The challenges of the affordable housing crisis are many and are brining many diverse stakeholders together to offer solutions. The Urban Land Institute (ULI) leaders feel that those solutions will lead to a promising future bringing more affordable housing to the masses. Here, ULI shares those solutions.

No single solution exists among the efforts to deliver attainable and affordable housing in a country where home prices continue to escalate significantly and the dream of homeownership is out of reach of millions of households, an expert panel told attendees at ULI’s 2019 Fall Meeting in Washington, D.C.

Casey Anderson, chair of the Montgomery County (Maryland) Planning Board; George E. Casey Jr., chief executive officer of Stockbridge Associates; Tony Pickett, chief executive officer of Grounded Solutions Network; and Hilary Goldfarb, senior vice president and regional development officer of the Rockefeller Group, addressed the multifaceted housing challenge during a session at the meeting.

The percentage of the population that can afford a typical home today has been shrinking as the average home size increases—trends that have been continuing for decades, said session moderator Adam Ducker, senior managing director at real estate advisory firm RCLCO.

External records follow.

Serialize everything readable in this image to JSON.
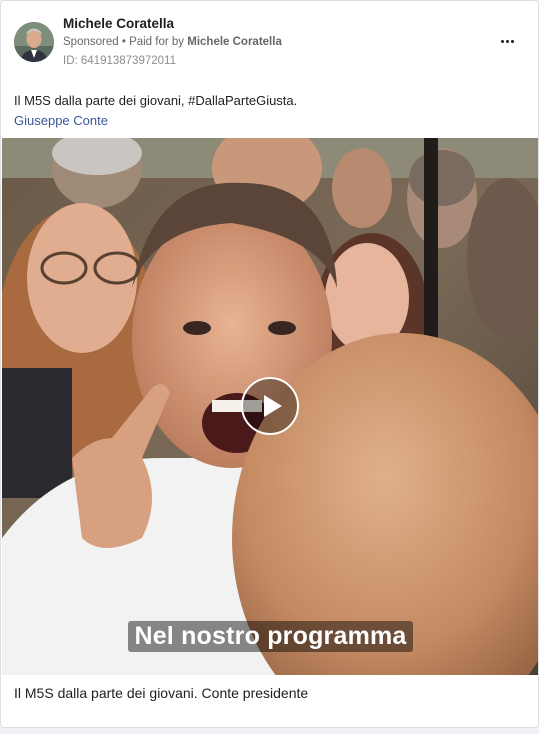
{
  "post": {
    "page_name": "Michele Coratella",
    "sponsored_label": "Sponsored",
    "separator": "•",
    "paid_for_prefix": "Paid for by",
    "paid_for_name": "Michele Coratella",
    "ad_id": "ID: 641913873972011",
    "more_icon": "more-options-icon"
  },
  "content": {
    "body_text": "Il M5S dalla parte dei giovani, #DallaParteGiusta.",
    "mention": "Giuseppe Conte"
  },
  "video": {
    "caption": "Nel nostro programma",
    "play_icon": "play-icon"
  },
  "footer": {
    "text": "Il M5S dalla parte dei giovani. Conte presidente"
  },
  "colors": {
    "link": "#385898",
    "text": "#1c1e21",
    "secondary": "#65676b"
  }
}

A move toward more modular, factory-built housing could lower prices because it provides more efficient assembly and controls labor costs, said Casey, who is also the chair of the Housing Innovation Alliance. The common method of construction on a job site with multiple subcontractors assembling a house from materials delivered piecemeal is inefficient, said Casey, comparing the process to delivering auto parts to scattered assembly sites, rather than building cars at auto factories.